O primeiro automóvel da Neue Klasse da BMW, o iX3, já foi apresentado e promete influenciar o rumo da marca bávara muito mais do que parece à primeira vista. Esta nova base técnica e tecnológica deverá servir de referência para praticamente todos os BMW que chegarem ao mercado ao longo da próxima década.
Até ao final de 2027, a BMW planeia lançar 40 modelos: alguns irão incorporar grande parte das tecnologias estreadas no novo iX3 e outros nascerão diretamente da mesma arquitetura. E o passo seguinte, previsto para 2026, tem um peso histórico evidente: um novo BMW Série 3 totalmente elétrico, que passará a chamar-se i3.
Poucos nomes estão tão associados ao sucesso da BMW como o Série 3, num percurso de 50 anos e sete gerações. A missão do i3 será simples de enunciar e difícil de executar: manter esse estatuto - agora num contexto em que a eletrificação passa a ser central.
Quem prefere o Série 3 a combustão não tem motivos para preocupação. A BMW deverá continuar a vendê-lo e já está prevista uma nova geração para 2027, baseada numa evolução da plataforma atual (CLAR), com uma linguagem visual próxima da do futuro i3.
Durante a apresentação mundial do iX3, a BMW não resistiu a mostrar também este modelo decisivo, embora ainda camuflado. Mesmo assim, a ligação ao conceito Vision Neue Klasse, revelado há dois anos, é difícil de ignorar.
BMW i3 (Série 3 elétrico) 2026: o que já sabemos
Antes de mais, a designação. O novo Série 3 elétrico vai recuperar o nome i3, usado durante quase uma década num citadino 100% elétrico com carroçaria de monovolume, que se destacava pela engenharia avançada e por uma estrutura com fibra de carbono e alumínio. Agora, no entanto, o nome encaixa melhor na lógica da gama, por espelhar diretamente o posicionamento do Série 3.
O BMW i3 2026, uma berlina de quatro portas, deverá assentar na mesma plataforma do iX3. Isso significa adotar a mesma arquitetura de 800 V, que no SUV permite potências de carregamento até 400 kW.
Tudo aponta para que também partilhe a bateria de 108,7 kWh (úteis) e a configuração com dois motores elétricos (um por eixo). Na versão 50 xDrive, espera-se um total de 345 kW (469 cv) e 645 Nm.
No iX3, esta base já permite até 805 km de autonomia máxima no ciclo combinado WLTP. No i3, graças a uma aerodinâmica mais favorável (coeficiente aerodinâmico e área frontal inferiores), é plausível que a autonomia vá ainda mais longe.

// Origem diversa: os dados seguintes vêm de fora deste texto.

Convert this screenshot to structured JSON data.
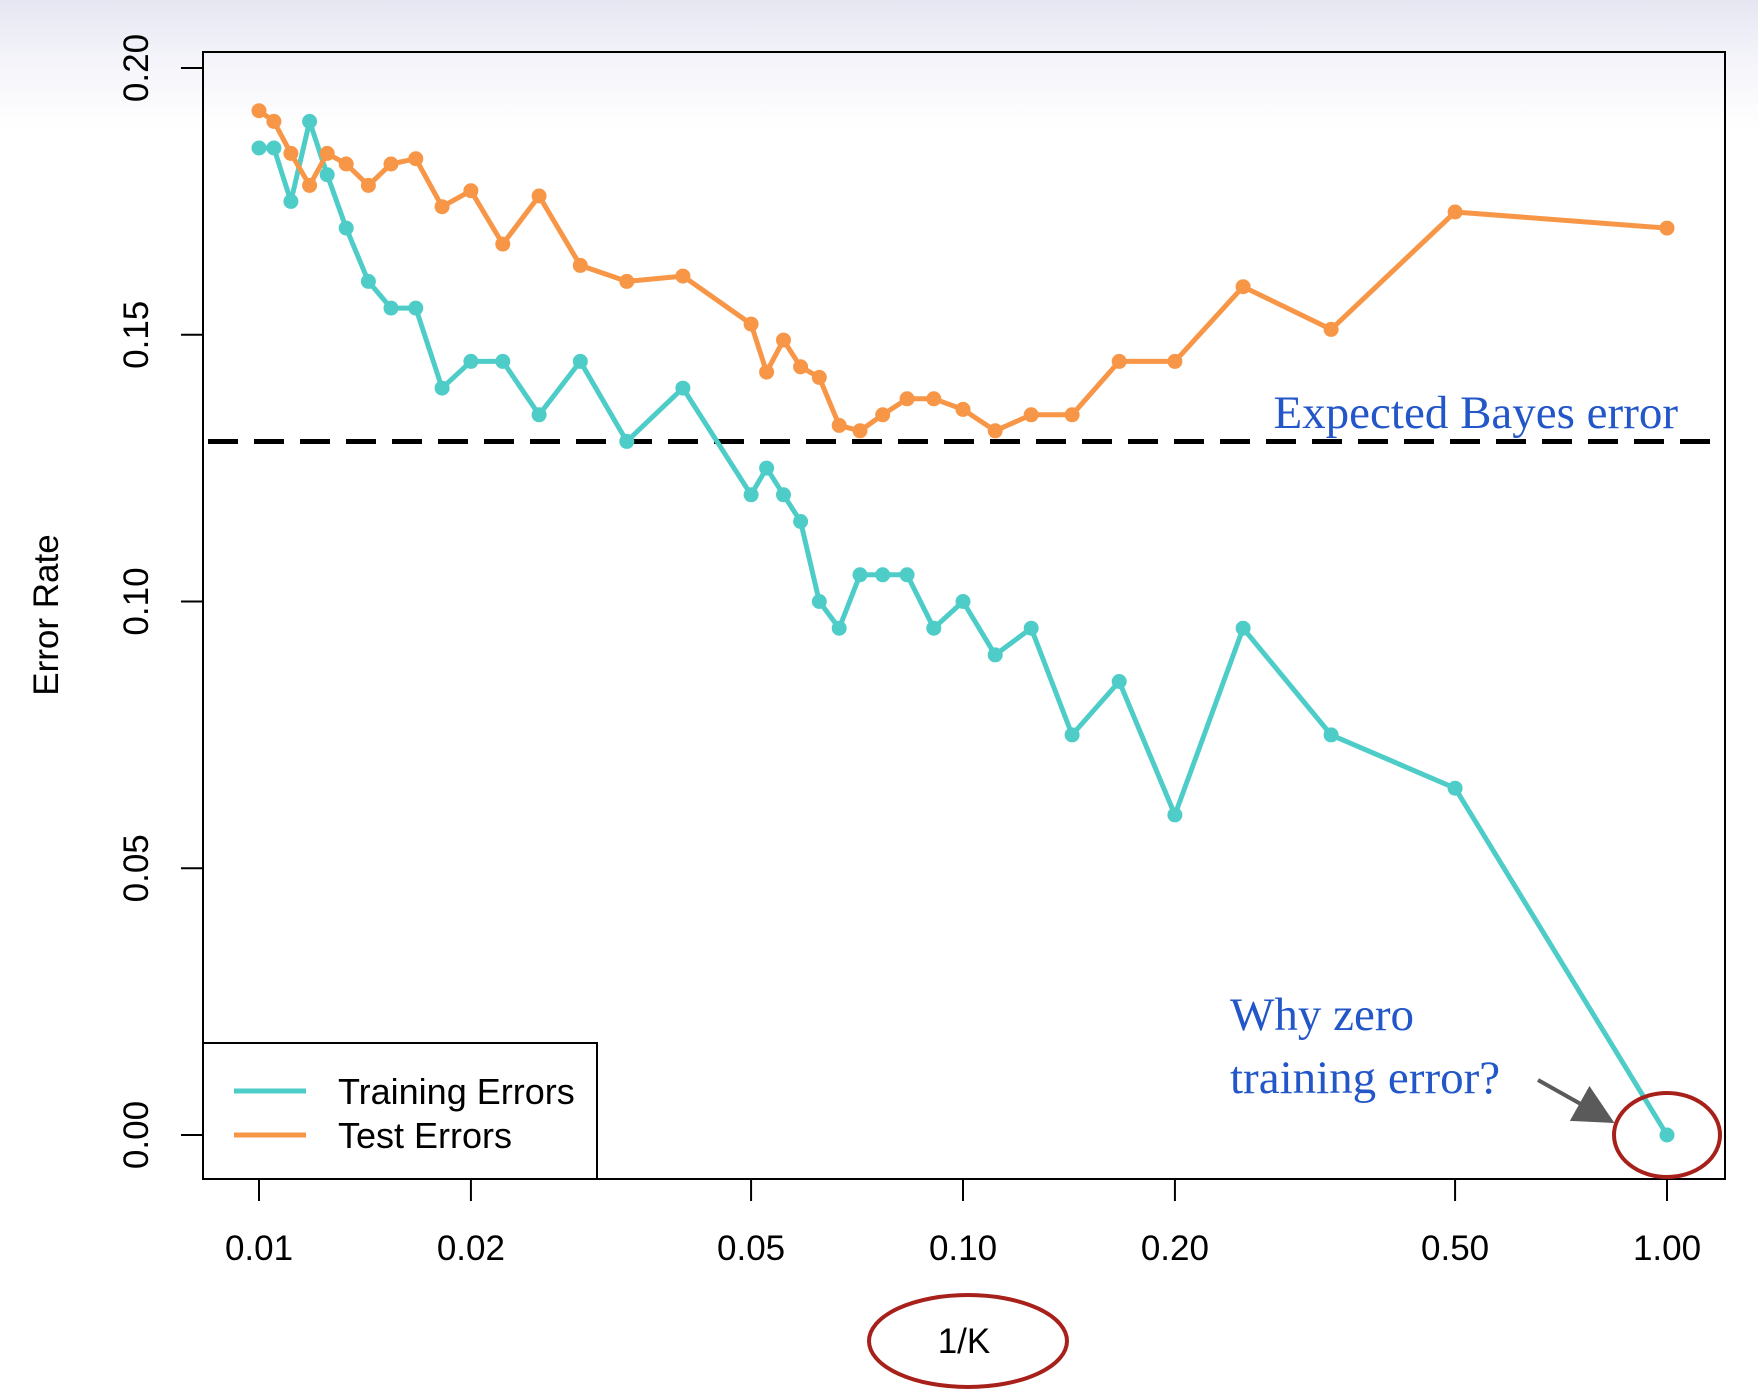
{
  "chart_data": {
    "type": "line",
    "xlabel": "1/K",
    "ylabel": "Error Rate",
    "x_scale": "log",
    "xlim": [
      0.01,
      1.0
    ],
    "ylim": [
      0.0,
      0.2
    ],
    "x_ticks": [
      0.01,
      0.02,
      0.05,
      0.1,
      0.2,
      0.5,
      1.0
    ],
    "x_tick_labels": [
      "0.01",
      "0.02",
      "0.05",
      "0.10",
      "0.20",
      "0.50",
      "1.00"
    ],
    "y_ticks": [
      0.0,
      0.05,
      0.1,
      0.15,
      0.2
    ],
    "y_tick_labels": [
      "0.00",
      "0.05",
      "0.10",
      "0.15",
      "0.20"
    ],
    "grid": false,
    "legend_position": "bottom-left",
    "series": [
      {
        "name": "Training Errors",
        "color": "#4ecdc8",
        "x": [
          0.01,
          0.0105,
          0.0111,
          0.0118,
          0.0125,
          0.0133,
          0.0143,
          0.0154,
          0.0167,
          0.0182,
          0.02,
          0.0222,
          0.025,
          0.0286,
          0.0333,
          0.04,
          0.05,
          0.0526,
          0.0556,
          0.0588,
          0.0625,
          0.0667,
          0.0714,
          0.0769,
          0.0833,
          0.0909,
          0.1,
          0.1111,
          0.125,
          0.1429,
          0.1667,
          0.2,
          0.25,
          0.3333,
          0.5,
          1.0
        ],
        "y": [
          0.185,
          0.185,
          0.175,
          0.19,
          0.18,
          0.17,
          0.16,
          0.155,
          0.155,
          0.14,
          0.145,
          0.145,
          0.135,
          0.145,
          0.13,
          0.14,
          0.12,
          0.125,
          0.12,
          0.115,
          0.1,
          0.095,
          0.105,
          0.105,
          0.105,
          0.095,
          0.1,
          0.09,
          0.095,
          0.075,
          0.085,
          0.06,
          0.095,
          0.075,
          0.065,
          0.0
        ]
      },
      {
        "name": "Test Errors",
        "color": "#f79646",
        "x": [
          0.01,
          0.0105,
          0.0111,
          0.0118,
          0.0125,
          0.0133,
          0.0143,
          0.0154,
          0.0167,
          0.0182,
          0.02,
          0.0222,
          0.025,
          0.0286,
          0.0333,
          0.04,
          0.05,
          0.0526,
          0.0556,
          0.0588,
          0.0625,
          0.0667,
          0.0714,
          0.0769,
          0.0833,
          0.0909,
          0.1,
          0.1111,
          0.125,
          0.1429,
          0.1667,
          0.2,
          0.25,
          0.3333,
          0.5,
          1.0
        ],
        "y": [
          0.192,
          0.19,
          0.184,
          0.178,
          0.184,
          0.182,
          0.178,
          0.182,
          0.183,
          0.174,
          0.177,
          0.167,
          0.176,
          0.163,
          0.16,
          0.161,
          0.152,
          0.143,
          0.149,
          0.144,
          0.142,
          0.133,
          0.132,
          0.135,
          0.138,
          0.138,
          0.136,
          0.132,
          0.135,
          0.135,
          0.145,
          0.145,
          0.159,
          0.151,
          0.173,
          0.17
        ]
      }
    ],
    "reference_line": {
      "y": 0.13,
      "label": "Expected Bayes error",
      "color": "#000000",
      "label_color": "#2356c8"
    },
    "annotation": {
      "lines": [
        "Why zero",
        "training error?"
      ],
      "color": "#2356c8",
      "target_x": 1.0,
      "target_y": 0.0
    },
    "highlight_color": "#a8201a"
  }
}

A BMW já confirmou que, mais tarde, surgirão outras variantes mais acessíveis - isto é, opções com menos potência e autonomia mais curta.
Um ponto que pode fazer diferença no uso diário é a combinação entre 800 V e carregamento ultrarrápido: além de encurtar paragens em viagem, esta tecnologia tende a permitir uma entrega de potência mais eficiente e uma melhor gestão térmica do conjunto, sobretudo em utilizações intensivas.
Também é expectável que a Neue Klasse traga uma evolução significativa ao nível de software e assistências à condução, reforçando a ideia de que o i3 não será apenas “um Série 3 com bateria”, mas sim um salto geracional na forma como o automóvel integra serviços digitais, gestão de energia e atualizações remotas.
i3 M e i3 Touring confirmados
O plano para o BMW i3 não termina na berlina. Está igualmente garantida uma variante de alto desempenho: um M3 100% elétrico, conhecido como i3 M, que a própria BMW já deixou ver em testes no circuito de Nürburgring.
Com chegada apontada a 2028, a marca afirma que este modelo vai “definir novos padrões” entre os desportivos 100% elétricos. As especificações técnicas ainda não foram divulgadas, mas circulam rumores que apontam para uma potência entre 600 cv e 700 cv.
E, como seria de esperar numa família Série 3, também haverá uma carrinha i3 Touring. A confirmação foi avançada à Autocar por Adrian van Hooydonk, responsável máximo pelo desenho no Grupo BMW.